The conclusion of the poetic saga that is Song of Songs calls the reader back to several key themes introduced previously in the poem:

  1. Frustrated Longing (8:1-4) – Throughout the Song, the young woman has expressed a deep desire to be united with her beloved, and at the same time frustration at their current state of separation.
    • Thus far, the lovers have proclaimed undying devotion toward one another, yet only brief moments of blissful union. The woman groans, “Oh that you were like a brother to me! who nursed at my mother’s breasts. If I found you outside, I would kiss you (8:1). This is obviously metaphorical language. She is bemoaning the fact that social convention allows for her family relationships and obligations to be on display, while the true object of her affection seems to be ever absent. In other words, the young woman is longing for the day when her and her beloved’s relationship will be ‘awakened’, and they will be free to express their love publicly.
  2. Reuniting (8:5-7a) – The exclamation, “Who is that?” (or, “Who is she?) mirrors verse 3:6. It draws the reader back to the wedding ceremony scene wherein the woman approaches her beloved from the wilderness – an image that I have previously argued represents Israel’s blissful reunion with the Lord.

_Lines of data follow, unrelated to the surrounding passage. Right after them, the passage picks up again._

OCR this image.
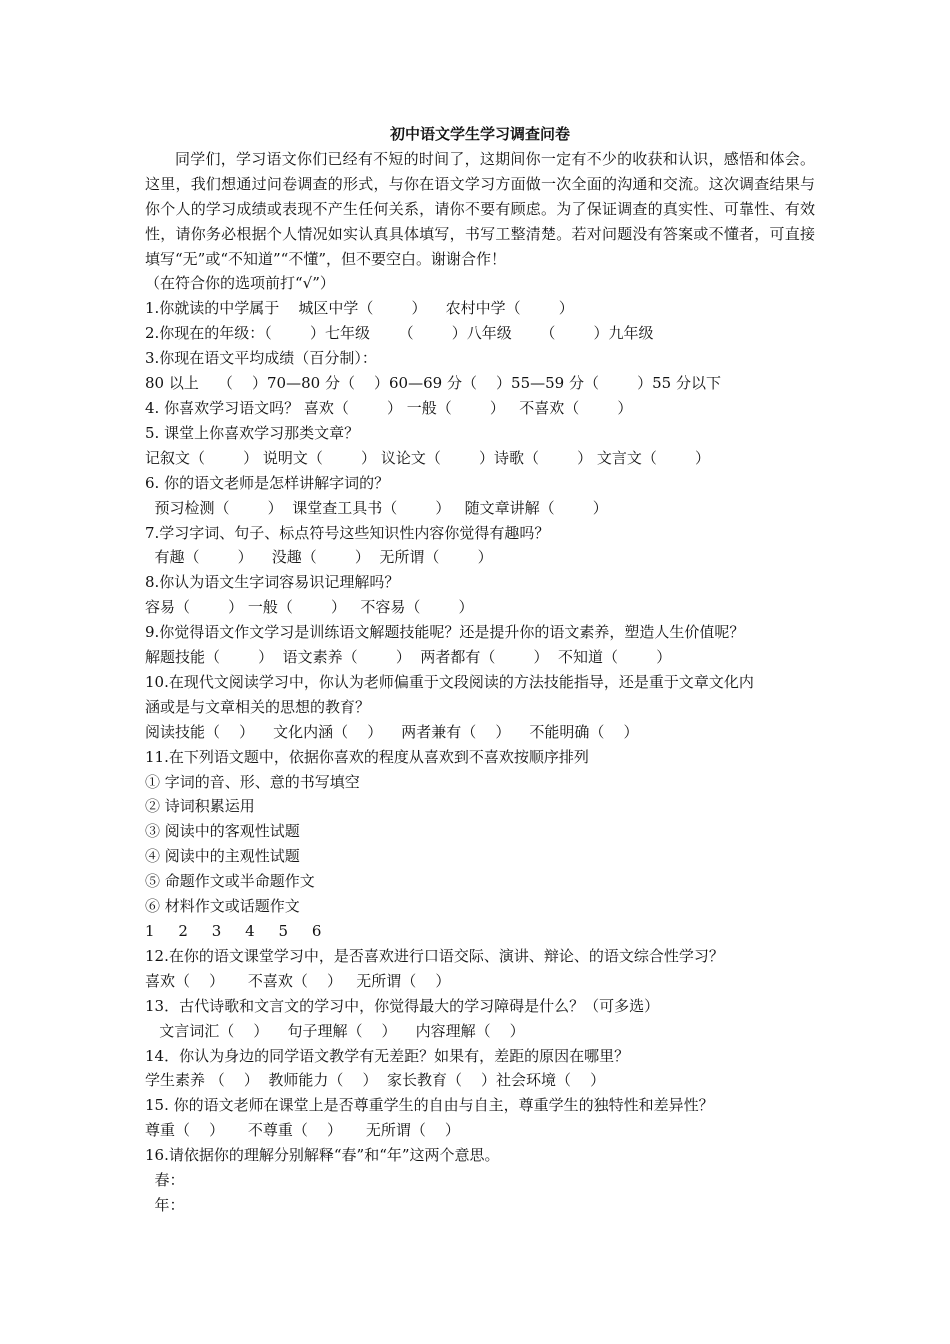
初中语文学生学习调查问卷

同学们，学习语文你们已经有不短的时间了，这期间你一定有不少的收获和认识，感悟和体会。这里，我们想通过问卷调查的形式，与你在语文学习方面做一次全面的沟通和交流。这次调查结果与你个人的学习成绩或表现不产生任何关系，请你不要有顾虑。为了保证调查的真实性、可靠性、有效性，请你务必根据个人情况如实认真具体填写，书写工整清楚。若对问题没有答案或不懂者，可直接填写“无”或“不知道”“不懂”，但不要空白。谢谢合作！

（在符合你的选项前打“√”）

1.你就读的中学属于    城区中学（        ）    农村中学（        ）

2.你现在的年级：（        ）七年级      （        ）八年级      （        ）九年级

3.你现在语文平均成绩（百分制）：

80 以上    （    ）70—80 分（    ）60—69 分（    ）55—59 分（        ）55 分以下

4. 你喜欢学习语文吗？ 喜欢（        ） 一般（        ）   不喜欢（        ）

5. 课堂上你喜欢学习那类文章？

记叙文（        ） 说明文（        ） 议论文（        ）诗歌（        ） 文言文（        ）

6. 你的语文老师是怎样讲解字词的？

预习检测（        ）  课堂查工具书（        ）   随文章讲解（        ）

7.学习字词、句子、标点符号这些知识性内容你觉得有趣吗？

有趣（        ）    没趣（        ）  无所谓（        ）

8.你认为语文生字词容易识记理解吗？

容易（        ） 一般（        ）   不容易（        ）

9.你觉得语文作文学习是训练语文解题技能呢？还是提升你的语文素养，塑造人生价值呢？

解题技能（        ）  语文素养（        ）  两者都有（        ）  不知道（        ）

10.在现代文阅读学习中，你认为老师偏重于文段阅读的方法技能指导，还是重于文章文化内

涵或是与文章相关的思想的教育？

阅读技能（    ）    文化内涵（    ）    两者兼有（    ）    不能明确（    ）

11.在下列语文题中，依据你喜欢的程度从喜欢到不喜欢按顺序排列

① 字词的音、形、意的书写填空

② 诗词积累运用

③ 阅读中的客观性试题

④ 阅读中的主观性试题

⑤ 命题作文或半命题作文

⑥ 材料作文或话题作文

1     2     3     4     5     6

12.在你的语文课堂学习中，是否喜欢进行口语交际、演讲、辩论、的语文综合性学习？

喜欢（    ）     不喜欢（    ）   无所谓（    ）

13．古代诗歌和文言文的学习中，你觉得最大的学习障碍是什么？（可多选）

文言词汇（    ）    句子理解（    ）    内容理解（    ）

14．你认为身边的同学语文教学有无差距？如果有，差距的原因在哪里？

学生素养 （    ）  教师能力（    ）  家长教育（    ）社会环境（    ）

15. 你的语文老师在课堂上是否尊重学生的自由与自主，尊重学生的独特性和差异性？

尊重（    ）     不尊重（    ）     无所谓（    ）

16.请依据你的理解分别解释“春”和“年”这两个意思。

春：

年：
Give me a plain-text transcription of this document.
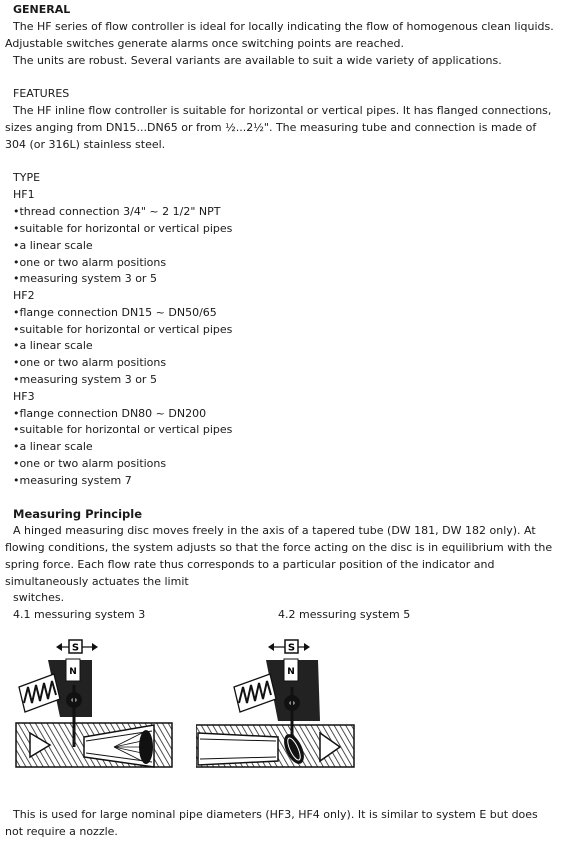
GENERAL
The HF series of flow controller is ideal for locally indicating the flow of homogenous clean liquids.
Adjustable switches generate alarms once switching points are reached.
The units are robust. Several variants are available to suit a wide variety of applications.
FEATURES
The HF inline flow controller is suitable for horizontal or vertical pipes. It has flanged connections,
sizes anging from DN15...DN65 or from ½...2½". The measuring tube and connection is made of
304 (or 316L) stainless steel.
TYPE
HF1
•thread connection 3/4" ~ 2 1/2" NPT
•suitable for horizontal or vertical pipes
•a linear scale
•one or two alarm positions
•measuring system 3 or 5
HF2
•flange connection DN15 ~ DN50/65
•suitable for horizontal or vertical pipes
•a linear scale
•one or two alarm positions
•measuring system 3 or 5
HF3
•flange connection DN80 ~ DN200
•suitable for horizontal or vertical pipes
•a linear scale
•one or two alarm positions
•measuring system 7
Measuring Principle
A hinged measuring disc moves freely in the axis of a tapered tube (DW 181, DW 182 only). At
flowing conditions, the system adjusts so that the force acting on the disc is in equilibrium with the
spring force. Each flow rate thus corresponds to a particular position of the indicator and
simultaneously actuates the limit
switches.
4.1 messuring system 3	4.2 messuring system 5
S
N
S
N
This is used for large nominal pipe diameters (HF3, HF4 only). It is similar to system E but does
not require a nozzle.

    • In verse 5 the moment finally arrives when the young woman is united with her beloved in sexual union: “Under the apple tree I awakened you . . .” (8:5). The word “awakened” comes from the same root verb (‘ur) as in 2:7, 3:5, 8:4, and 8:5. Verse 5 is a resolution to the woman’s refrain: “[Do] not stir up or awaken love until it pleases” (2:7; 3:5; 8:4).

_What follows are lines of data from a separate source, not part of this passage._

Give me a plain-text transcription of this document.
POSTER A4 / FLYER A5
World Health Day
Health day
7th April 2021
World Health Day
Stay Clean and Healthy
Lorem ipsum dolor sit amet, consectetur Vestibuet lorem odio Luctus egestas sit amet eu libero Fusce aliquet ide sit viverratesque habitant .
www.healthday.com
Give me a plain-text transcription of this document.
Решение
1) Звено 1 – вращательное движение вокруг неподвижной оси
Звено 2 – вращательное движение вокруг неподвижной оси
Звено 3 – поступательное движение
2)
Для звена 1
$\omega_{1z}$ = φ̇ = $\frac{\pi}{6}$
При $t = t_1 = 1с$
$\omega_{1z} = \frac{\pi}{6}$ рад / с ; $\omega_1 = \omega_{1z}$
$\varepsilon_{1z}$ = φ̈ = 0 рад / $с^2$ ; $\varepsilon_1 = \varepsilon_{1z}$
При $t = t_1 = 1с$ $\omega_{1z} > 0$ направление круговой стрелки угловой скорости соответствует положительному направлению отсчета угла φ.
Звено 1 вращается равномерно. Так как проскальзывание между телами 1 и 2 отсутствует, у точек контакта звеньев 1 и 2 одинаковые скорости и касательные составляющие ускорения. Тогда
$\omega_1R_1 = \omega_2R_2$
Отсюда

    • Verses 6-7 speak to the finality and permanence of the union. The man and woman are altogether inseparable. It’s stunningly beautiful poetry:
    • Set me as a seal upon your heart, as a seal upon your arm, for love is strong as death, jealousy is fierce as the grave. It’s flashes are flashes of fire, the very flame of the LORD. Many waters cannot quench love, neither can floods drown it. If a man offered for love all the wealth of his house, he would be utterly despised” (Song 8:6-7).
  3. Wealth (8:7b-14) – Verse 8 opens with a curious chorus verse where the speakers (the woman’s brothers?) describe their obligation to protect their sister’s purity until “the day she is spoken for” (marriage). The woman’s reply may be my favorite passage in this whole book:
    • I was a wall, and my breasts were like towers; then I was in his eyes as one who finds peace. Solomon had a vineyard at Baal-hamon; he let out the vineyard to keepers; each one was to bring for its fruit a thousand pieces of silver. My vineyard, my very own, is before me; you, O Solomon, may have the thousand, and the keepers of the fruit two hundred (8:10-12)
    • The woman understands that her value is greater than all the wealth that Solomon obtained (one could even argue that the “vineyard” is a euphemism for Solomon’s 700 concubines). Solomon can keep the cash and the harem; this young woman has discovered love, which is wealth beyond measure.
    • In verse 14, the lovers finally run off with one another “on the mountains of spices” – the poet’s preferred euphemism for all the sensual pleasures of being in love.